I also love exploring theology and pondering faith.  But too often theology is used as a dividing line between us.  Too often the church claims certainty for things we cannot possibly know.  We don’t know what happens after we die.  Our understanding of God is very limited. Even our knowledge of Jesus is limited.  Faith is a gift.  But faith is not a particular set of beliefs to which we give our intellectual assent.  When we treat it as such not only do we turn away those who have questions or are uncertain but we benefit the status quo.  The powerful of this world love it when we spend our time squabbling over theology because then we don’t bother them.  When we do speak up it is over personal morality or defending our beliefs and does little to disrupt their power.
What if we changed our focus?  What if the church got down in the dirt to feed the hungry, advocate for and with the stranger and the imprisoned?  What if worship no longer defined us but rather supported us in our work of doing unto the least of these?  What if we explored our beliefs honestly and treated faith less as doctrine and more akin to hope put into action?
According to the ways of the world it will never work.  People want certainty.  People are too busy to want to serve.  People will think we are just social workers.  Numbers won’t grow.
But we are called to be followers of Jesus not marketers of Jesus.  When John the Baptist wondered if Jesus was the one, Jesus sent this answer, ““Go and tell John what you hear and see:  the blind receive their sight, the lame walk, the lepers are cleansed, the deaf hear, the dead are raised, and the poor have good news brought to them.” (Matthew 11:4-5) Jesus doesn’t say “count the number of people who come to hear me speak.” We are called to follow Jesus, not keep score.
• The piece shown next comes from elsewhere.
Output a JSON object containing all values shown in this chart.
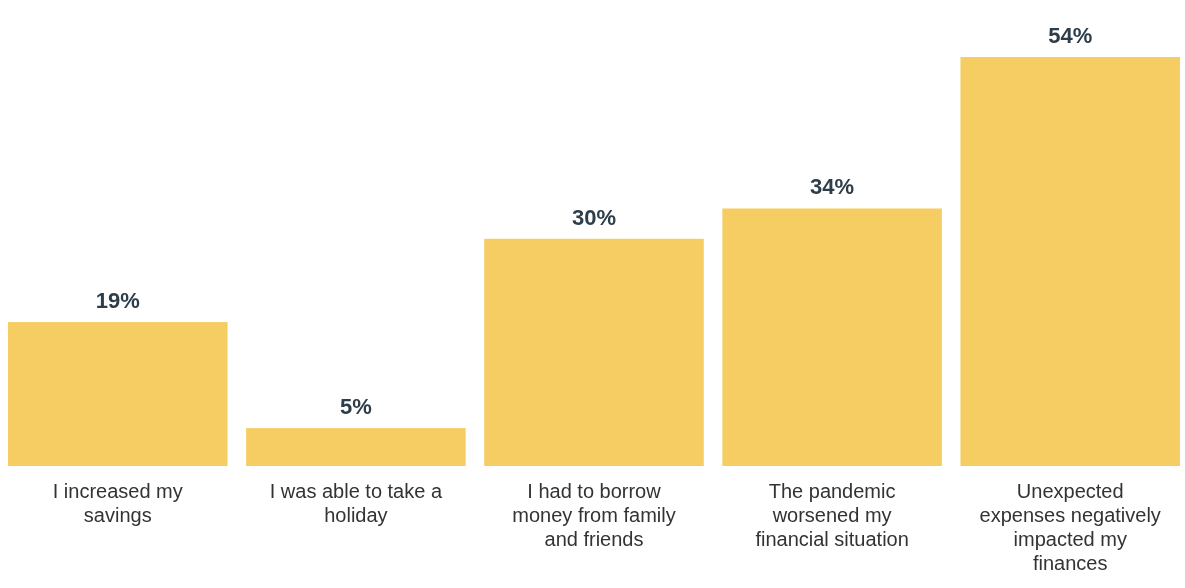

The very things about the church which frustrate me also give me great hope.  These frustrations show there is so much room for something new to emerge.  The good news is we don’t have to keep doing the same things and expecting different results.  There are ways of following Jesus which we have hardly begun to explore.  The good news is congregations like First Mennonite are not dying or dwindling but rather following Jesus.  People are being healed and helped through projects like the ReUse It Center.  This is how we know we are following Jesus not by trends in worship attendance.    
There is so much room for the church to step off the path of least resistance: from the way we run our meetings to the way we think about our material possessions to the way we define ourselves.  There is so much room to upset the status quo for the benefit of the poor and the outcast. There is so much room for all of us to find greater meaning and purpose in our lives.  There is so much room to follow Jesus in deeply meaningful, radically unique ways. 
Perhaps for some the church is fine the way it is.  But some of us long for things to be different.  For those of us with crumbling faith and souls aching for meaning, it is a desperate longing.   
I question, I doubt and sometimes I am afraid.  Yet sometimes music washes over me and I hear the transcendent.  At other times the beauty of nature overwhelms me and I see glimmers of the divine.  There are occasions when fellowship fills me with love and I see the face of Jesus.  But most often and most reliably when I have opportunities to work for justice, to feed the hungry, to stand with the prisoner then I know hope and feel peace.  Let this be the church.  This is my prayer.  Amen.